By Brian Sheridan
The first time I felt it was okay to be me was in choir class during my sophomore year of high school. The only other boy I connected with gave me a look one day during class, a knowing smile and cocked eyebrow.
“You’re… different, right?” he asked. It was like he was asking something taboo. It might as well have been, we were in a Roman Catholic school after all. I didn’t speak much in that class at first, but I gave him a small nod and pushed my head back into my music. We were inseparable after that.
He showed me everything I wanted. Queer culture was a creature I had never been brave enough to embrace before, and I loved it. Drag, dance, and divas overtook my life, and I felt like I had found things I could finally connect to.
Thank you, Ricky.
When I told my best friend that I liked boys and girls, she smiled and squeezed my hand. I’d know her since I was ten, and to think I was scared of how she might have reacted is asinine in retrospect. I think we even grew closer because of it.
Of course, there were always whispers and rumors, littering the air we breathed each class. She didn’t let it bother her. She couldn’t care less about what they thought, and I loved feeling that confidence. We went to our senior prom together.
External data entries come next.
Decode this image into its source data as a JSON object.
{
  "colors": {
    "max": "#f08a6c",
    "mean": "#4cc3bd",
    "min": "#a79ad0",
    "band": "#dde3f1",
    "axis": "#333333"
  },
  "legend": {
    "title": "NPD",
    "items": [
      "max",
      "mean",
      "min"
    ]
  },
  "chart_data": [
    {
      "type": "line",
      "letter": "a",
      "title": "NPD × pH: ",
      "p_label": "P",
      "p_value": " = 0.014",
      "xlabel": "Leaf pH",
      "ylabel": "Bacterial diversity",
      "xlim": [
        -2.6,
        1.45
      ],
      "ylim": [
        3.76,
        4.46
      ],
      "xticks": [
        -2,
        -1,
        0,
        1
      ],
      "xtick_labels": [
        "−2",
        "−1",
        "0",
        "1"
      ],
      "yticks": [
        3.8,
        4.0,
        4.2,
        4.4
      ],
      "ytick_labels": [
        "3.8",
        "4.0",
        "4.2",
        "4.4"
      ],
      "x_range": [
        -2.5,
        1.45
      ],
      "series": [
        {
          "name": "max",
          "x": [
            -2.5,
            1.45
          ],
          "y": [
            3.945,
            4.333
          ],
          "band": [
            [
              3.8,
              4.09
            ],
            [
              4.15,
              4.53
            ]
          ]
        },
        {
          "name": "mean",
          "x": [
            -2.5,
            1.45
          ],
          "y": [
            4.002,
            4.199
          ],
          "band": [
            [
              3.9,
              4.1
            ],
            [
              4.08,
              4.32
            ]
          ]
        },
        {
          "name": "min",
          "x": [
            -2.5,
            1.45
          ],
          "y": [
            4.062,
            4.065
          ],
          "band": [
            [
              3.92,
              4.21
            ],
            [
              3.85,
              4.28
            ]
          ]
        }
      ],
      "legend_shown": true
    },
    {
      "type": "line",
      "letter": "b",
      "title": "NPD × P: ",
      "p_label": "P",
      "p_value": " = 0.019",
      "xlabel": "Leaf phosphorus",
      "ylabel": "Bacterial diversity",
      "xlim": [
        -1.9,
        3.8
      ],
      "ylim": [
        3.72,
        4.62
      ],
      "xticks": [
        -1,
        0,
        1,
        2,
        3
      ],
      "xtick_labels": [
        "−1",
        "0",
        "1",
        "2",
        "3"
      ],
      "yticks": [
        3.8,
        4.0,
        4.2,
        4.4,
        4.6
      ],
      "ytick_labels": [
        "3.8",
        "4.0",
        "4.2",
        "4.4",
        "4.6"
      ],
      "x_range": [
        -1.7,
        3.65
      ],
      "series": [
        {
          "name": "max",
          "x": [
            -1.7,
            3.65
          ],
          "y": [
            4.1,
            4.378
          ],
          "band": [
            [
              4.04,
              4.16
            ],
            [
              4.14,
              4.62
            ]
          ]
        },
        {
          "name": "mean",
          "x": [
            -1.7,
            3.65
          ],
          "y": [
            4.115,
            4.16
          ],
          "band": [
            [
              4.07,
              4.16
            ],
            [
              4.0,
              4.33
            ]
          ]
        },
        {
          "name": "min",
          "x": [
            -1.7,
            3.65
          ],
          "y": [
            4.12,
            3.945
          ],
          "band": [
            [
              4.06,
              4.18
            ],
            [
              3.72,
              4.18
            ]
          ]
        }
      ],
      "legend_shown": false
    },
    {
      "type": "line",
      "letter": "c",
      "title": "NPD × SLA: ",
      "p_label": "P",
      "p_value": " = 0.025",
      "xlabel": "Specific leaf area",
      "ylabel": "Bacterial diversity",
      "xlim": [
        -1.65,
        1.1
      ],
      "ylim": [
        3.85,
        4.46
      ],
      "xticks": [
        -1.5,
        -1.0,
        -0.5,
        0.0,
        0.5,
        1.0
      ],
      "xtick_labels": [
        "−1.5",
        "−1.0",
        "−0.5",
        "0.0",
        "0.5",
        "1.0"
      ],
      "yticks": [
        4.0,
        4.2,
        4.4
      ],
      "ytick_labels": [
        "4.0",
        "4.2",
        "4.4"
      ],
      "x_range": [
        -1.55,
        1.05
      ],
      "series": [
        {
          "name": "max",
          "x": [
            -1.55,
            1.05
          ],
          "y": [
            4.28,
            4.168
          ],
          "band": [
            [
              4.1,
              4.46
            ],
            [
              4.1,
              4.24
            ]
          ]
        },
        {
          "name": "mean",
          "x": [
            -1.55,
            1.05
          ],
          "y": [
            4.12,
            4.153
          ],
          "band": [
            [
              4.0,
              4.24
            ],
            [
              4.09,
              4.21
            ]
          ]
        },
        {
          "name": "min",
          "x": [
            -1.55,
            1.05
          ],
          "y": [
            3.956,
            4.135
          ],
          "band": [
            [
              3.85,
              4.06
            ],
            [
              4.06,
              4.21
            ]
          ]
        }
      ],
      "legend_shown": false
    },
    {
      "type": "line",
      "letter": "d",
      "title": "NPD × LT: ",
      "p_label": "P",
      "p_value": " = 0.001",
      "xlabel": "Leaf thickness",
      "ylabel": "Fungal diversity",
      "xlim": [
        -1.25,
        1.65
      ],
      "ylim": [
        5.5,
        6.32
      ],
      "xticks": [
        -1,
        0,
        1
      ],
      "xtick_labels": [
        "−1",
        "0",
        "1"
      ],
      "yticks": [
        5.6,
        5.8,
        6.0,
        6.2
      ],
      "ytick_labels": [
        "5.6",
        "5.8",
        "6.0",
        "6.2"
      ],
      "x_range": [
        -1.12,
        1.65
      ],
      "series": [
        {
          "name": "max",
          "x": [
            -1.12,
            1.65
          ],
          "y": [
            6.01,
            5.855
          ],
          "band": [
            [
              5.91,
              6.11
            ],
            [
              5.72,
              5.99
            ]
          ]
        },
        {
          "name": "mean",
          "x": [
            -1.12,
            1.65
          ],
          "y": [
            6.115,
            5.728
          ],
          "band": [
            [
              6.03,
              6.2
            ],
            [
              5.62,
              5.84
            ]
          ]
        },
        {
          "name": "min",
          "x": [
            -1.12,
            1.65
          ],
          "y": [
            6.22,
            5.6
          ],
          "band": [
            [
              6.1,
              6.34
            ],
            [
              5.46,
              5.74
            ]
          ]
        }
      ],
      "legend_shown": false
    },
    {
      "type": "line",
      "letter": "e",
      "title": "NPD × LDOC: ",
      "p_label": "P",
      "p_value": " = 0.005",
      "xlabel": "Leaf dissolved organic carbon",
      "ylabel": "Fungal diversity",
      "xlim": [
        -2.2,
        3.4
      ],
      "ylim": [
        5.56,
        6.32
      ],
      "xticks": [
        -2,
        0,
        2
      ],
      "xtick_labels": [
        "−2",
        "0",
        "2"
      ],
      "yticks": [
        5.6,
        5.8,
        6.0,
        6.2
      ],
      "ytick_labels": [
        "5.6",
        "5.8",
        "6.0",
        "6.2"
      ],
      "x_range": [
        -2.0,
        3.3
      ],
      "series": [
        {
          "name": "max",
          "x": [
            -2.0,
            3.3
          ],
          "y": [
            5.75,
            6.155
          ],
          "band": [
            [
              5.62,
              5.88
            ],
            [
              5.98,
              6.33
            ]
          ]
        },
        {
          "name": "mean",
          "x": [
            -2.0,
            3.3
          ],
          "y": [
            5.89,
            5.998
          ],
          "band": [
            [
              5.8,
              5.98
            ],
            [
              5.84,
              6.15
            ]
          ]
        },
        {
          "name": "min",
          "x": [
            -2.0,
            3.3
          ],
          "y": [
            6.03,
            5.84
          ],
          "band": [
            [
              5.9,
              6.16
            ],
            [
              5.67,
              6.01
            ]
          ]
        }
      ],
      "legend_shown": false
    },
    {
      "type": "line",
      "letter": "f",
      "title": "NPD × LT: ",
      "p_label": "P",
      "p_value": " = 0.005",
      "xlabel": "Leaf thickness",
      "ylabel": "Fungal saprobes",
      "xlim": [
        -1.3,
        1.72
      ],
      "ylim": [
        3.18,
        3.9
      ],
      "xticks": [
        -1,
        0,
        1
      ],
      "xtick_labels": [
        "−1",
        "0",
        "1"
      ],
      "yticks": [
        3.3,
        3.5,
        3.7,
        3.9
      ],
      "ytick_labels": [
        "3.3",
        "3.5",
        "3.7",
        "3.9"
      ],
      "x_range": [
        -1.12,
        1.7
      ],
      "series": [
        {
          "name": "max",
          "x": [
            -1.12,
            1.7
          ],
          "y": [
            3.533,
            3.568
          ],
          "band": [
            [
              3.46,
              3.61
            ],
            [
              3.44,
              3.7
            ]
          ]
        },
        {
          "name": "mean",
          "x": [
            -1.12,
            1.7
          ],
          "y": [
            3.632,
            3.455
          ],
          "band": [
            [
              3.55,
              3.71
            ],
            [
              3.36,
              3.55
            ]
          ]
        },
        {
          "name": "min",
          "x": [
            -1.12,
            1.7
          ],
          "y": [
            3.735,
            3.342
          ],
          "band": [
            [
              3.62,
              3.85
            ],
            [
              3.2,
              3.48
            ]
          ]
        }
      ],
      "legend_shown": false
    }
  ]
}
“Why would I have treated you different?” she laughed one day. “You’re still you, that’s just another part.”
Thank you, Cassie.
It wasn’t until college that I met another bi boy. He was quiet and closed off, but he was nicer than most men. I don’t think we talked for the first four months we knew each other. Things just started rolling one day.
When it came up, it wasn’t a big deal, and we didn’t linger long on the subject. I didn’t realize how good it felt until a few days later. I wasn’t alone. Someone could fully understand.
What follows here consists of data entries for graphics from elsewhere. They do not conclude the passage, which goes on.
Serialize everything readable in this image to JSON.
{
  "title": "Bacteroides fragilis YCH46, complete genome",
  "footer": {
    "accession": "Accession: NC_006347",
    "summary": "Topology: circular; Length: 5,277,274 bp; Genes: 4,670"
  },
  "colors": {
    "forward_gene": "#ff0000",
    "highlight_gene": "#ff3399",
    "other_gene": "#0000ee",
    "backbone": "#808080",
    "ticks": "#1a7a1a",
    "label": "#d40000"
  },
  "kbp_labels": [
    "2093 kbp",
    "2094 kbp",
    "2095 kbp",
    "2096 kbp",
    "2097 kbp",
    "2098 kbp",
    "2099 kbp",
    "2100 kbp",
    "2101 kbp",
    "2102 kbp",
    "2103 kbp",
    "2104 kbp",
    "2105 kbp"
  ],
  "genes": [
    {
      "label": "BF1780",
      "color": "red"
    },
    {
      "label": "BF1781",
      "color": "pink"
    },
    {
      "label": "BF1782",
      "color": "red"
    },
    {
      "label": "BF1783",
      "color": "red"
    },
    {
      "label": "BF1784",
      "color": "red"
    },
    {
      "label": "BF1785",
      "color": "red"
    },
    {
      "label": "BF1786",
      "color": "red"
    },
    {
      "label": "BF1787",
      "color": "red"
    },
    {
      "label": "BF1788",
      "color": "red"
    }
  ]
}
I’ve never connected with another man that way before. I felt drawn to him. For the first time in my life, I felt like I had a man I could look up to, to imitate. He’s so comfortable with himself, and unbothered by foreign perception. He knows who he is. I’m not sure I would know without him.
Thank you, J
The first time I told someone it was okay; he’d been crying in confusion. His whole life he’d been told what he felt was wrong, invalid. Men and women alike stuck up their nose when he’d proudly state “I’m bi.”
“Is it right to feel this way? Is what I feel real?” he asked. I smiled.
“More than anything,” I said softly. “It’s Okay.”
About the Author
Brian Sheridan is a third year college student based in Burlington, Vermont. In addition to writing, he is also an aspiring educator, seeking to integrate more creative aspects into his classroom in the hopes of giving his students a deeper connection and appreciation to the arts. In his free time, he enjoys drinking excessive amounts of coffee, drag, listening to 80's synth pop, and asking strangers if he can hang out with their dogs for indefinite amounts of time.